I then went inland and visited a large church called Basilica Sanctuary of Nazareth. This famous church is home to the largest religious celebration in all of Brazil that takes place in November.
The church was fine, but the air conditioning was fantastic.
I then took an Uber down to the water. There, I caught a small ferry to Ilha do Combu.
10 minutes after leaving the busy city, we were transported into a jungle island with wooden houses and restaurants. Based on the recommendation of my friend Daran, I visited Restaurante Chalet da Ilha- the most ridiculous and awesome restaurant I’ve ever seen.
It looks more like a waterpark than a restaurant. There are tables in the water, hammocks underneath waterfalls, and a volleyball court. The menu consisted of multi-person fish plates and tropical drinks.
I got fried fish and a passionfruit (maracuja) caipifruta, which came with a popcicle!
Chalet da Ilha was pure magic and was easily my favorite thing in Belem.
I then took the ferry back to Belem.
After another walk around the more upscale Umarizal neighborhood for dinner and Cairu ice cream, I returned to the hostel to find Travis. We chatted for a little bit before I had to take a call. He was shocked that I was able to call the US without an international phone plan (Porting a number through GoogleVoice FTW!) and asked if I could help him resolve his issues with the bank.
I agreed and we called his bank. Unfortunately, the bank required a two-factor authentication which he could not do due to his stolen items. I told him that he was now in a very bad situation and suggested we call the US Embassy.
The Embassy told us that Travis’s brother had reported him as a missing person two weeks ago! Before taking any additional actions, the consular officer suggested we call the brother and reconcile. Luckily Travis knew his number by heart. Using my phone, Travis called his brother and the two of them were able to develop a plan to get Travis back to the US. Travis’s brother also was going to download WhatsApp, which would allow Travis to contact him via any Brazilian cell phone (since everyone in Brazil uses WhatsApp).
It felt good to help save the day!
It was now well past midnight and time to go to bed since I had an early flight the next morning to Recife.
Most people who visit Belem do so because it is a jumping off point for the lower reaches of the Amazon. However, the city is very beautiful and a worthy destination in its own right. Two days is probably the optimal amount of time to spend here. By far, my favorite thing was Ilha da Combu but the old city and the Ver-O-Peso market were cool too.
Belem was my first big city in Brazil. Based on what people told me, I was expecting a place so dangerous I could not even walk around outside. The truth is that the city is much safer than that.

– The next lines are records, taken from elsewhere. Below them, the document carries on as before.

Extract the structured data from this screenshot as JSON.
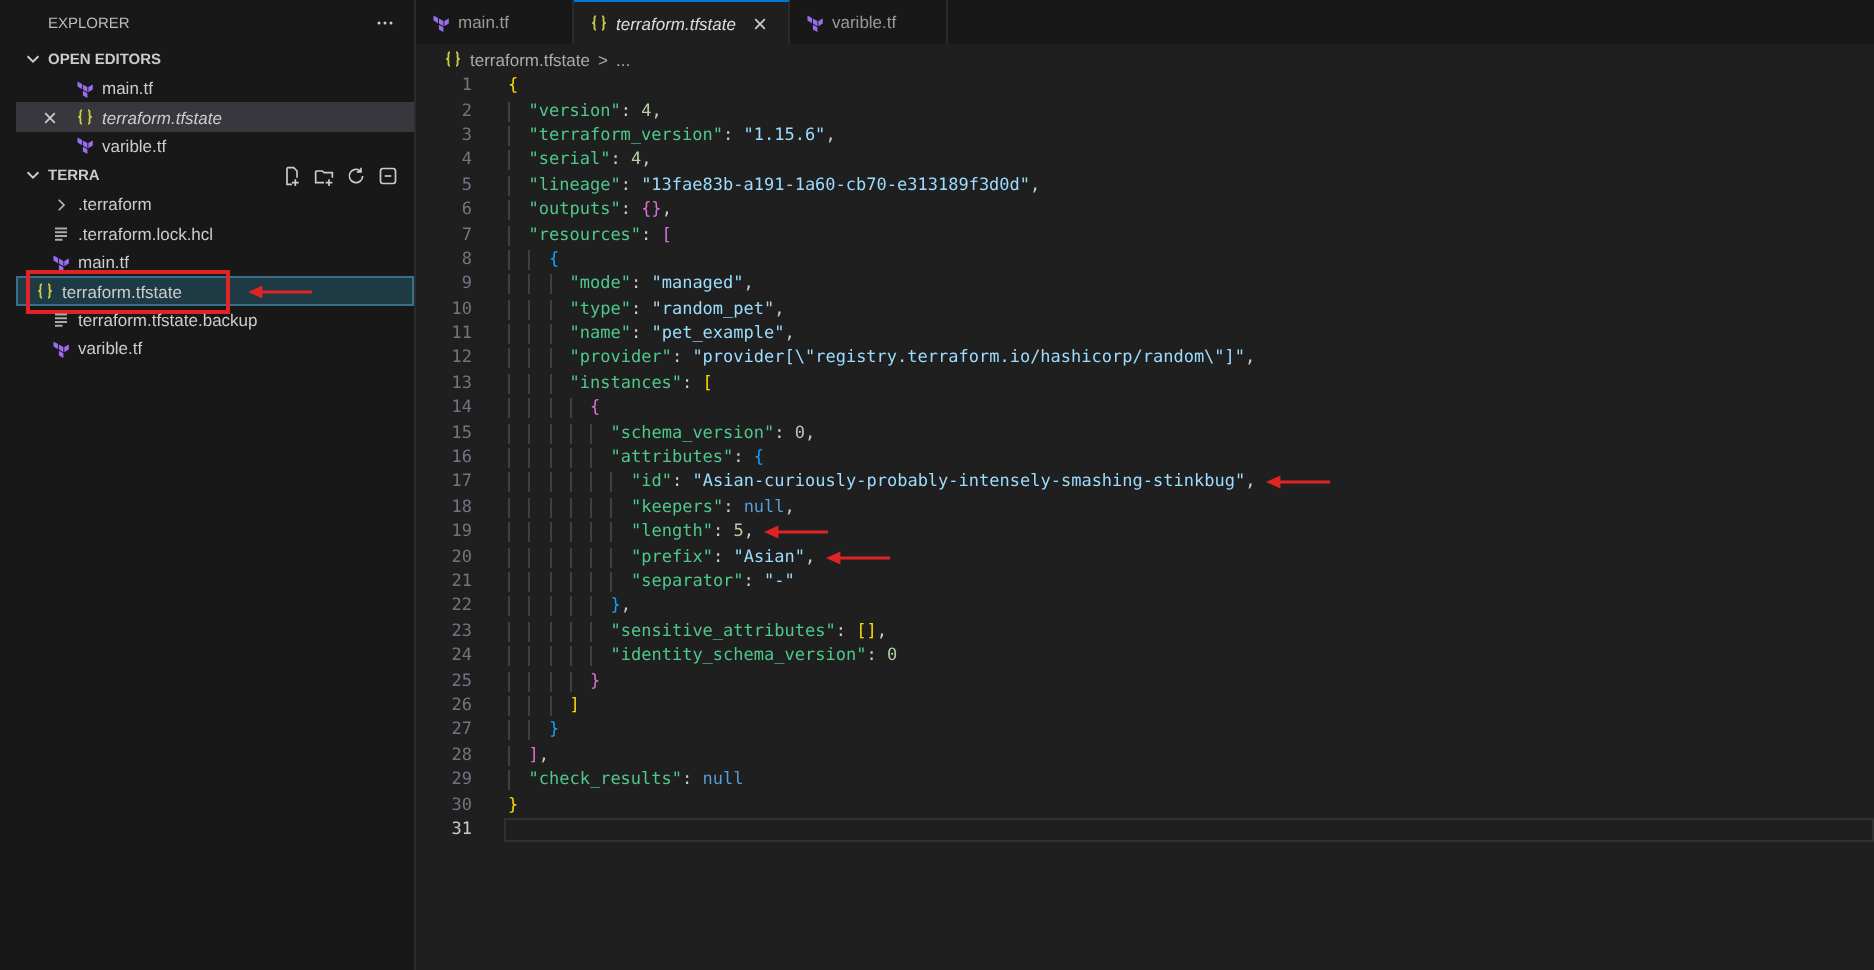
{
  "sidebar": {
    "title": "EXPLORER",
    "sections": [
      {
        "title": "OPEN EDITORS",
        "expanded": true,
        "toolbar": false,
        "items": [
          {
            "name": "main.tf",
            "kind": "terraform",
            "selected": false,
            "preview": false,
            "marked": false,
            "arrow": false
          },
          {
            "name": "terraform.tfstate",
            "kind": "json",
            "selected": true,
            "preview": true,
            "marked": false,
            "arrow": false
          },
          {
            "name": "varible.tf",
            "kind": "terraform",
            "selected": false,
            "preview": false,
            "marked": false,
            "arrow": false
          }
        ]
      },
      {
        "title": "TERRA",
        "expanded": true,
        "toolbar": true,
        "items": [
          {
            "name": ".terraform",
            "kind": "folder",
            "selected": false,
            "preview": false,
            "marked": false,
            "arrow": false
          },
          {
            "name": ".terraform.lock.hcl",
            "kind": "lines",
            "selected": false,
            "preview": false,
            "marked": false,
            "arrow": false
          },
          {
            "name": "main.tf",
            "kind": "terraform",
            "selected": false,
            "preview": false,
            "marked": false,
            "arrow": false
          },
          {
            "name": "terraform.tfstate",
            "kind": "json",
            "selected": true,
            "preview": false,
            "marked": true,
            "arrow": true
          },
          {
            "name": "terraform.tfstate.backup",
            "kind": "lines",
            "selected": false,
            "preview": false,
            "marked": false,
            "arrow": false
          },
          {
            "name": "varible.tf",
            "kind": "terraform",
            "selected": false,
            "preview": false,
            "marked": false,
            "arrow": false
          }
        ]
      }
    ]
  },
  "tabs": [
    {
      "label": "main.tf",
      "kind": "terraform",
      "selected": false,
      "preview": false
    },
    {
      "label": "terraform.tfstate",
      "kind": "json",
      "selected": true,
      "preview": true
    },
    {
      "label": "varible.tf",
      "kind": "terraform",
      "selected": false,
      "preview": false
    }
  ],
  "breadcrumb": {
    "file": "terraform.tfstate",
    "separator": ">",
    "rest": "..."
  },
  "lines": [
    {
      "number": "1",
      "current": false,
      "arrow": false,
      "tokens": [
        {
          "kind": "b1",
          "text": "{"
        }
      ]
    },
    {
      "number": "2",
      "current": false,
      "arrow": false,
      "tokens": [
        {
          "kind": "key",
          "text": "  \"version\""
        },
        {
          "kind": "p",
          "text": ": "
        },
        {
          "kind": "num",
          "text": "4"
        },
        {
          "kind": "p",
          "text": ","
        }
      ]
    },
    {
      "number": "3",
      "current": false,
      "arrow": false,
      "tokens": [
        {
          "kind": "key",
          "text": "  \"terraform_version\""
        },
        {
          "kind": "p",
          "text": ": "
        },
        {
          "kind": "str",
          "text": "\"1.15.6\""
        },
        {
          "kind": "p",
          "text": ","
        }
      ]
    },
    {
      "number": "4",
      "current": false,
      "arrow": false,
      "tokens": [
        {
          "kind": "key",
          "text": "  \"serial\""
        },
        {
          "kind": "p",
          "text": ": "
        },
        {
          "kind": "num",
          "text": "4"
        },
        {
          "kind": "p",
          "text": ","
        }
      ]
    },
    {
      "number": "5",
      "current": false,
      "arrow": false,
      "tokens": [
        {
          "kind": "key",
          "text": "  \"lineage\""
        },
        {
          "kind": "p",
          "text": ": "
        },
        {
          "kind": "str",
          "text": "\"13fae83b-a191-1a60-cb70-e313189f3d0d\""
        },
        {
          "kind": "p",
          "text": ","
        }
      ]
    },
    {
      "number": "6",
      "current": false,
      "arrow": false,
      "tokens": [
        {
          "kind": "key",
          "text": "  \"outputs\""
        },
        {
          "kind": "p",
          "text": ": "
        },
        {
          "kind": "b2",
          "text": "{}"
        },
        {
          "kind": "p",
          "text": ","
        }
      ]
    },
    {
      "number": "7",
      "current": false,
      "arrow": false,
      "tokens": [
        {
          "kind": "key",
          "text": "  \"resources\""
        },
        {
          "kind": "p",
          "text": ": "
        },
        {
          "kind": "b2",
          "text": "["
        }
      ]
    },
    {
      "number": "8",
      "current": false,
      "arrow": false,
      "tokens": [
        {
          "kind": "b3",
          "text": "    {"
        }
      ]
    },
    {
      "number": "9",
      "current": false,
      "arrow": false,
      "tokens": [
        {
          "kind": "key",
          "text": "      \"mode\""
        },
        {
          "kind": "p",
          "text": ": "
        },
        {
          "kind": "str",
          "text": "\"managed\""
        },
        {
          "kind": "p",
          "text": ","
        }
      ]
    },
    {
      "number": "10",
      "current": false,
      "arrow": false,
      "tokens": [
        {
          "kind": "key",
          "text": "      \"type\""
        },
        {
          "kind": "p",
          "text": ": "
        },
        {
          "kind": "str",
          "text": "\"random_pet\""
        },
        {
          "kind": "p",
          "text": ","
        }
      ]
    },
    {
      "number": "11",
      "current": false,
      "arrow": false,
      "tokens": [
        {
          "kind": "key",
          "text": "      \"name\""
        },
        {
          "kind": "p",
          "text": ": "
        },
        {
          "kind": "str",
          "text": "\"pet_example\""
        },
        {
          "kind": "p",
          "text": ","
        }
      ]
    },
    {
      "number": "12",
      "current": false,
      "arrow": false,
      "tokens": [
        {
          "kind": "key",
          "text": "      \"provider\""
        },
        {
          "kind": "p",
          "text": ": "
        },
        {
          "kind": "str",
          "text": "\"provider[\\\"registry.terraform.io/hashicorp/random\\\"]\""
        },
        {
          "kind": "p",
          "text": ","
        }
      ]
    },
    {
      "number": "13",
      "current": false,
      "arrow": false,
      "tokens": [
        {
          "kind": "key",
          "text": "      \"instances\""
        },
        {
          "kind": "p",
          "text": ": "
        },
        {
          "kind": "b1",
          "text": "["
        }
      ]
    },
    {
      "number": "14",
      "current": false,
      "arrow": false,
      "tokens": [
        {
          "kind": "b2",
          "text": "        {"
        }
      ]
    },
    {
      "number": "15",
      "current": false,
      "arrow": false,
      "tokens": [
        {
          "kind": "key",
          "text": "          \"schema_version\""
        },
        {
          "kind": "p",
          "text": ": "
        },
        {
          "kind": "num",
          "text": "0"
        },
        {
          "kind": "p",
          "text": ","
        }
      ]
    },
    {
      "number": "16",
      "current": false,
      "arrow": false,
      "tokens": [
        {
          "kind": "key",
          "text": "          \"attributes\""
        },
        {
          "kind": "p",
          "text": ": "
        },
        {
          "kind": "b3",
          "text": "{"
        }
      ]
    },
    {
      "number": "17",
      "current": false,
      "arrow": true,
      "tokens": [
        {
          "kind": "key",
          "text": "            \"id\""
        },
        {
          "kind": "p",
          "text": ": "
        },
        {
          "kind": "str",
          "text": "\"Asian-curiously-probably-intensely-smashing-stinkbug\""
        },
        {
          "kind": "p",
          "text": ","
        }
      ]
    },
    {
      "number": "18",
      "current": false,
      "arrow": false,
      "tokens": [
        {
          "kind": "key",
          "text": "            \"keepers\""
        },
        {
          "kind": "p",
          "text": ": "
        },
        {
          "kind": "lit",
          "text": "null"
        },
        {
          "kind": "p",
          "text": ","
        }
      ]
    },
    {
      "number": "19",
      "current": false,
      "arrow": true,
      "tokens": [
        {
          "kind": "key",
          "text": "            \"length\""
        },
        {
          "kind": "p",
          "text": ": "
        },
        {
          "kind": "num",
          "text": "5"
        },
        {
          "kind": "p",
          "text": ","
        }
      ]
    },
    {
      "number": "20",
      "current": false,
      "arrow": true,
      "tokens": [
        {
          "kind": "key",
          "text": "            \"prefix\""
        },
        {
          "kind": "p",
          "text": ": "
        },
        {
          "kind": "str",
          "text": "\"Asian\""
        },
        {
          "kind": "p",
          "text": ","
        }
      ]
    },
    {
      "number": "21",
      "current": false,
      "arrow": false,
      "tokens": [
        {
          "kind": "key",
          "text": "            \"separator\""
        },
        {
          "kind": "p",
          "text": ": "
        },
        {
          "kind": "str",
          "text": "\"-\""
        }
      ]
    },
    {
      "number": "22",
      "current": false,
      "arrow": false,
      "tokens": [
        {
          "kind": "b3",
          "text": "          }"
        },
        {
          "kind": "p",
          "text": ","
        }
      ]
    },
    {
      "number": "23",
      "current": false,
      "arrow": false,
      "tokens": [
        {
          "kind": "key",
          "text": "          \"sensitive_attributes\""
        },
        {
          "kind": "p",
          "text": ": "
        },
        {
          "kind": "b1",
          "text": "[]"
        },
        {
          "kind": "p",
          "text": ","
        }
      ]
    },
    {
      "number": "24",
      "current": false,
      "arrow": false,
      "tokens": [
        {
          "kind": "key",
          "text": "          \"identity_schema_version\""
        },
        {
          "kind": "p",
          "text": ": "
        },
        {
          "kind": "num",
          "text": "0"
        }
      ]
    },
    {
      "number": "25",
      "current": false,
      "arrow": false,
      "tokens": [
        {
          "kind": "b2",
          "text": "        }"
        }
      ]
    },
    {
      "number": "26",
      "current": false,
      "arrow": false,
      "tokens": [
        {
          "kind": "b1",
          "text": "      ]"
        }
      ]
    },
    {
      "number": "27",
      "current": false,
      "arrow": false,
      "tokens": [
        {
          "kind": "b3",
          "text": "    }"
        }
      ]
    },
    {
      "number": "28",
      "current": false,
      "arrow": false,
      "tokens": [
        {
          "kind": "b2",
          "text": "  ]"
        },
        {
          "kind": "p",
          "text": ","
        }
      ]
    },
    {
      "number": "29",
      "current": false,
      "arrow": false,
      "tokens": [
        {
          "kind": "key",
          "text": "  \"check_results\""
        },
        {
          "kind": "p",
          "text": ": "
        },
        {
          "kind": "lit",
          "text": "null"
        }
      ]
    },
    {
      "number": "30",
      "current": false,
      "arrow": false,
      "tokens": [
        {
          "kind": "b1",
          "text": "}"
        }
      ]
    },
    {
      "number": "31",
      "current": true,
      "arrow": false
    }
  ]
}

Yes, you can walk outside and exist outside of your hotel after dark, but crime here is very real and you should take precautions such as not wearing jewelry and looking vigilantly around on every street. Walking alone in quiet residential areas appeared to be risky too. If you are wondering how to behave in an unknown city, the best thing to do would be to ask the hostel/hotel for advice or consult a guidebook before traveling. They have the best knowledge of your exact situation. Asking friends from that country will not give you the accurate picture for your situation on the ground.
Misfortune can happen to anyone on the road, but there are ways to mitigate it. One thing is to have a backup plan for every piece of equipment: a lost wallet, credit card, phone, passport, etc. Split up your cash and credit cards in multiple places in case you get robbed. Another important way to stay safe is to tell people where you are going. That way if something goes wrong, help can find you. The third way to stay safe is to make sure your loved ones have WhatsApp. WhatsApp is the most-used communication app in over 170 countries.
I don’t see myself going back to Belem, but if I did return, I would take an overnight trip to Ilha de Marajo, the world’s largest river island.